A second-period penalty was such a shift from the monotony of an uneventful first hockey period that both Quad City and the Thunder saw it as an opportunity to tilt the tedium and take control.
Quad City drew the penalty but approached its short-handedness with more resolve than the Thunder had with a one-man advantage. The Mallards scored a short-handed goal, the second one Wichita has allowed in two games, and deflated the Thunder on the way to a 4-1 win at Intrust Bank Arena.
There was no scoring and not a single penalty in the first period, so the whistle presented such an upheaval that both teams became energized. Only Quad City carried it beyond those two minutes, though, as the Mallards scored three second-period goals.

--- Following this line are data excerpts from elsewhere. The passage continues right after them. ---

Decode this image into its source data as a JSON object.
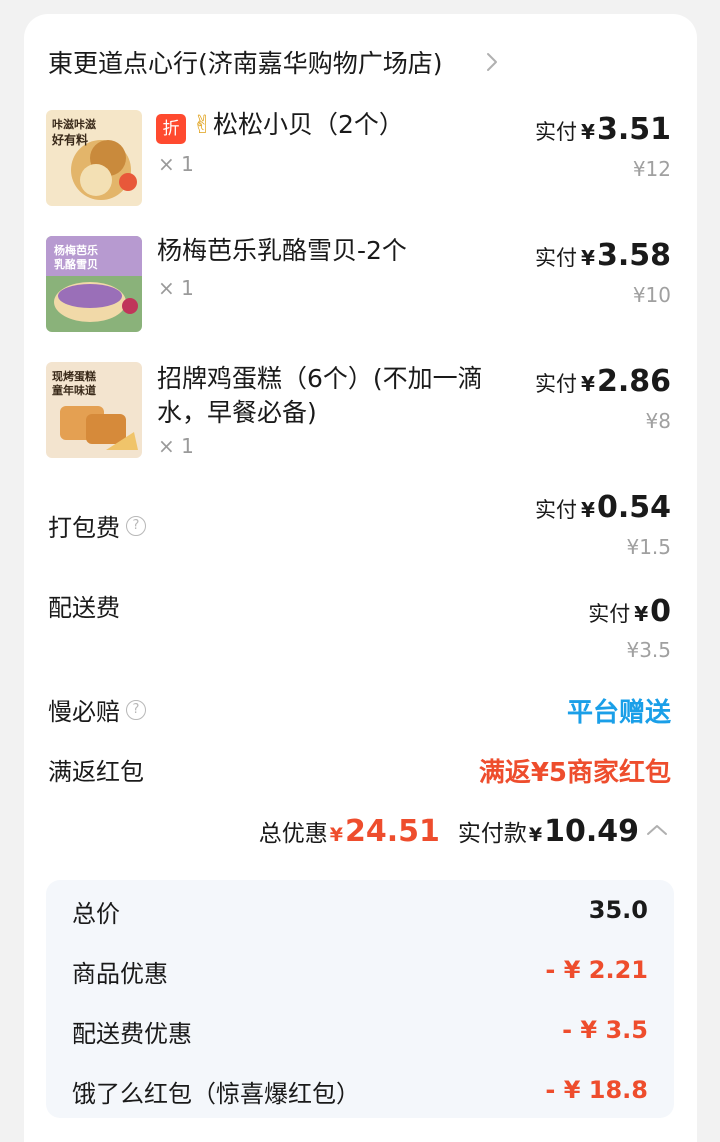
{
  "shop": {
    "name": "東更道点心行(济南嘉华购物广场店)"
  },
  "items": [
    {
      "badge": "折",
      "emoji": "✌",
      "name": "松松小贝（2个）",
      "qty": "× 1",
      "pay_label": "实付",
      "currency": "¥",
      "pay_amount": "3.51",
      "original": "¥12",
      "thumb_text": "咔滋咔滋 好有料"
    },
    {
      "name": "杨梅芭乐乳酪雪贝-2个",
      "qty": "× 1",
      "pay_label": "实付",
      "currency": "¥",
      "pay_amount": "3.58",
      "original": "¥10",
      "thumb_text": "杨梅芭乐 乳酪雪贝"
    },
    {
      "name_line1": "招牌鸡蛋糕（6个）(不加一滴",
      "name_line2": "水，早餐必备)",
      "qty": "× 1",
      "pay_label": "实付",
      "currency": "¥",
      "pay_amount": "2.86",
      "original": "¥8",
      "thumb_text": "现烤蛋糕 童年味道"
    }
  ],
  "fees": {
    "packing": {
      "label": "打包费",
      "pay_label": "实付",
      "currency": "¥",
      "pay_amount": "0.54",
      "original": "¥1.5"
    },
    "delivery": {
      "label": "配送费",
      "pay_label": "实付",
      "currency": "¥",
      "pay_amount": "0",
      "original": "¥3.5"
    },
    "late_comp": {
      "label": "慢必赔",
      "value": "平台赠送"
    },
    "redpack": {
      "label": "满返红包",
      "value": "满返¥5商家红包"
    }
  },
  "totals": {
    "discount_label": "总优惠",
    "currency": "¥",
    "discount_amount": "24.51",
    "paid_label": "实付款",
    "paid_amount": "10.49"
  },
  "summary": [
    {
      "label": "总价",
      "value": "35.0"
    },
    {
      "label": "商品优惠",
      "value": "- ¥ 2.21"
    },
    {
      "label": "配送费优惠",
      "value": "- ¥ 3.5"
    },
    {
      "label": "饿了么红包（惊喜爆红包）",
      "value": "- ¥ 18.8"
    }
  ],
  "colors": {
    "accent_blue": "#1a9fe8",
    "accent_red": "#ee4d2d",
    "badge_red": "#ff4a2f"
  }
}
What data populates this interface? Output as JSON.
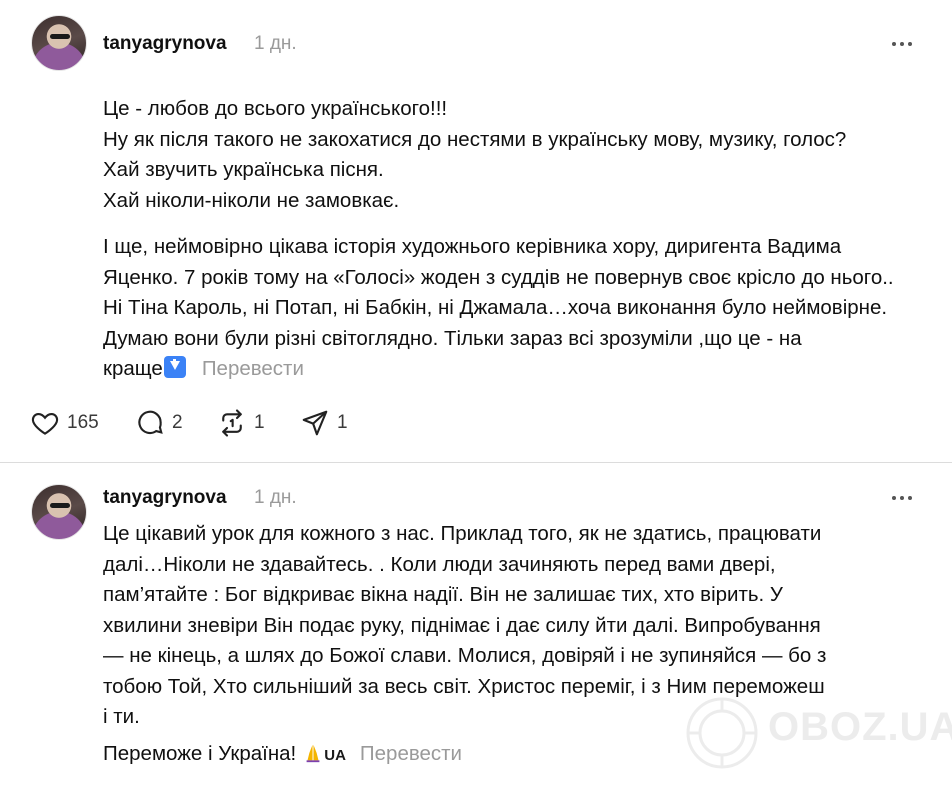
{
  "posts": [
    {
      "username": "tanyagrynova",
      "time": "1 дн.",
      "paragraph1": "Це - любов до всього українського!!!\nНу як після такого не закохатися до нестями в українську мову, музику, голос?\nХай звучить українська пісня.\nХай ніколи-ніколи не замовкає.",
      "paragraph2": "І ще, неймовірно цікава історія художнього керівника хору, диригента Вадима\nЯценко. 7 років тому на «Голосі» жоден з суддів не повернув своє крісло до нього..\nНі Тіна Кароль, ні Потап, ні Бабкін, ні Джамала…хоча виконання було неймовірне.\nДумаю вони були різні світоглядно. Тільки зараз всі зрозуміли ,що це - на\nкраще",
      "translate_label": "Перевести",
      "likes": "165",
      "comments": "2",
      "reposts": "1",
      "shares": "1"
    },
    {
      "username": "tanyagrynova",
      "time": "1 дн.",
      "body": "Це цікавий урок для кожного з нас. Приклад того, як не здатись, працювати\nдалі…Ніколи не здавайтесь. . Коли люди зачиняють перед вами двері,\nпам’ятайте : Бог відкриває вікна надії. Він не залишає тих, хто вірить. У\nхвилини зневіри Він подає руку, піднімає і дає силу йти далі. Випробування\n— не кінець, а шлях до Божої слави. Молися, довіряй і не зупиняйся — бо з\nтобою Той, Хто сильніший за весь світ. Христос переміг, і з Ним переможеш\nі ти.",
      "last_line": "Переможе і Україна!",
      "ua_tag": "UA",
      "translate_label": "Перевести"
    }
  ],
  "watermark": "OBOZ.UA",
  "icons": {
    "more": "more-horizontal-icon",
    "like": "heart-icon",
    "comment": "comment-bubble-icon",
    "repost": "repost-icon",
    "share": "send-icon",
    "emoji_arrow": "down-arrow-emoji",
    "emoji_pray": "praying-hands-emoji"
  }
}
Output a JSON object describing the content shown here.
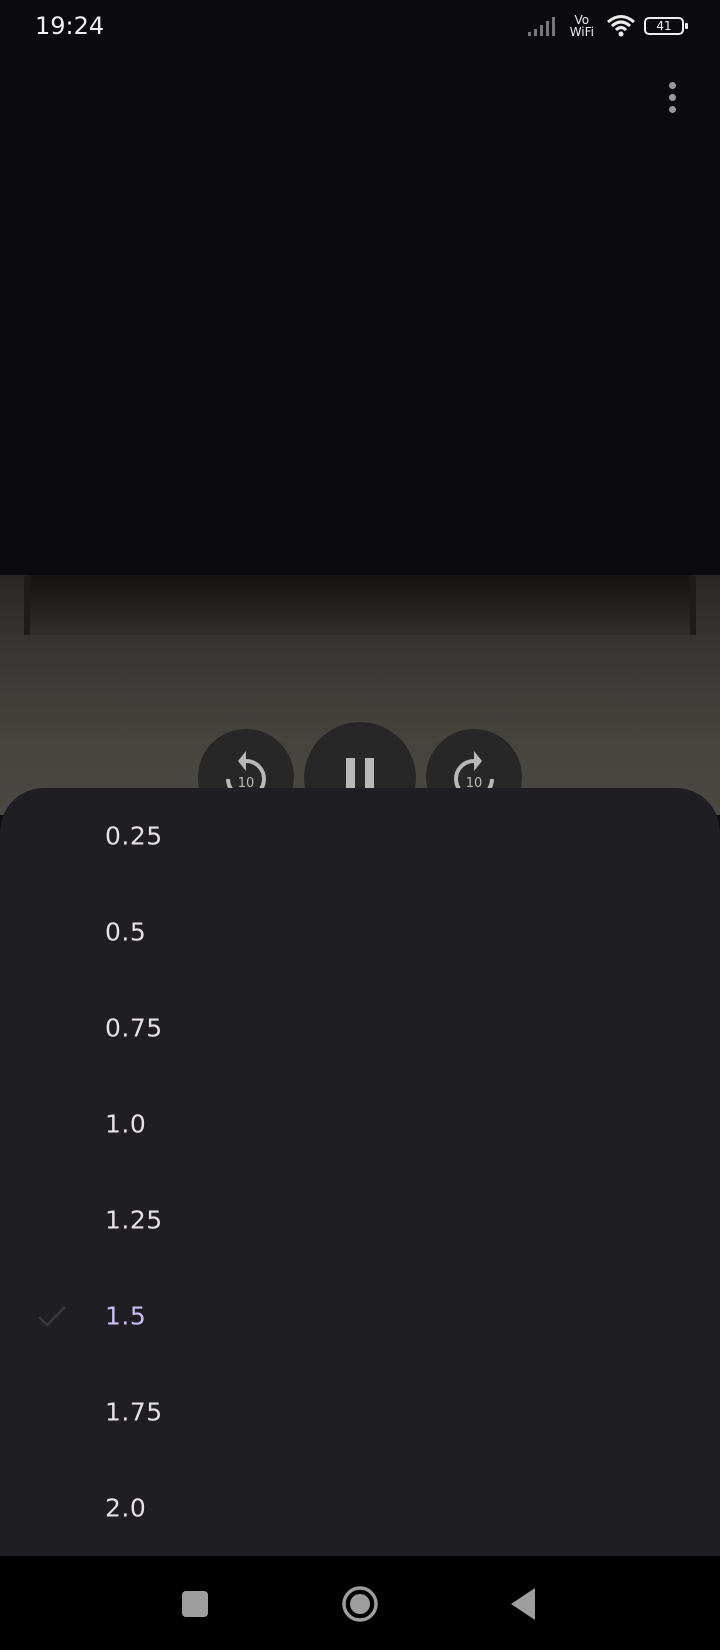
{
  "status_bar": {
    "time": "19:24",
    "vowifi_top": "Vo",
    "vowifi_bottom": "WiFi",
    "battery": "41"
  },
  "player": {
    "menu_icon": "more-vert-icon",
    "rewind_icon": "replay-10-icon",
    "rewind_seconds": "10",
    "pause_icon": "pause-icon",
    "forward_icon": "forward-10-icon",
    "forward_seconds": "10"
  },
  "speed_sheet": {
    "options": [
      "0.25",
      "0.5",
      "0.75",
      "1.0",
      "1.25",
      "1.5",
      "1.75",
      "2.0"
    ],
    "selected": "1.5",
    "selected_color": "#cbbef5",
    "check_icon": "check-icon"
  },
  "nav_bar": {
    "recents_icon": "recents-square-icon",
    "home_icon": "home-circle-icon",
    "back_icon": "back-triangle-icon"
  }
}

“Anytime you get scored on (when you’re) on a power play, it’s kind of a backbreaker,” Thunder forward RG Flath said. “It seems like this year it just breaks our spirit when that happens.
“You’ve got to have amnesia in this game and try not to dwell on those plays. It’s the past and you can’t do anything about it. I don’t know what our deal is, we just need to make sure we turn the page and continue working hard and go forward.”
Short-handed goals have essentially been the difference in two Thunder losses this weekend, including a one-goal defeat to Allen on Friday night.
A three-goal loss doesn’t suggest any one goal was most critical, but the Thunder’s reaction to Quad City’s first score increased the goal’s importance.
Wichita never really recovered until the third period, but even that brief surge, highlighted by a hustle goal from Flath, was halted by an empty-net goal following an empty power play by the Thunder.
“Should never happen,” Thunder coach Kevin McClelland said of opponents’ short-handed goals. “I mean, it’s going to happen once in a while but not two nights in a row. Critical goals. Criticial goals. You kidding me? Can’t happen. You’re not going to win a lot of games ... special teams are huge.”
The Thunder, mired in ninth place in a 10-team Central Hockey League that awards eight playoff spots, seemed to have something to build from after Friday’s loss, a disappointing result in a game where Wichita more than doubled Allen’s shots and scored three times based mostly on effort.
The effort wasn’t as easily discovered on Saturday, as the Thunder allowed Quad City to settle into a more methodical pace, then made mental errors that led to additional second-period goals. The Mallards scored on their only power play, holding a decisive special-teams advantage in a game between the CHL’s least-penalized clubs.
“I don’t know if it was just an emotional kind of high we were on (Friday) night and we came crashing down tonight,” Flath said. “It was a tough loss (Friday) night and guys took it personally, but you can’t dwell on things. You have to turn the page and start playing like our lives depend on it.”
The enthusiasm in Friday’s loss was a positive point that the Thunder let fade away in the immediate aftermath. There wasn’t as much to take away from a Saturday setback that put Wichita four points behind Arizona for eighth place, but the team’s survival may depend on an upbeat perspective.
“You have to in this game,” Flath said. “You have to find little moral victories each night, otherwise you’re just going to beat yourself up and you’re going to have no confidence come the next game. You just have to find the positives out of every game and learn from the mistakes.”
Scoring—1. Quad City, Boyd SH (Nagy, Dieude-Fauvel), 8:10; 2. Quad City, Nikiforov PP (Monfredo, Lee), 16:34; 3. Quad City, Boyd (Stinziani, McMillan), 18:37. Penalties—Quad City, Rioux (tripping), 7:41; Wichita, McParland (slashing), 15:21.
Scoring—4. Wichita, Flath (Madden, Nelson), 11:21; 5. Quad City, Levesque empty-net (Lee), 17:57. Penalties—Quad City, Duffy (tripping), 9:01; Quad City, Lee (hooking), 15:22.
Power play—Quad City 1-1, Wichita 0-3. Shots—Quad City 7-12-4—23, Wichita 9-6-15—30. Saves—Quad City, Rimmer 29-30, Nelson 19-22.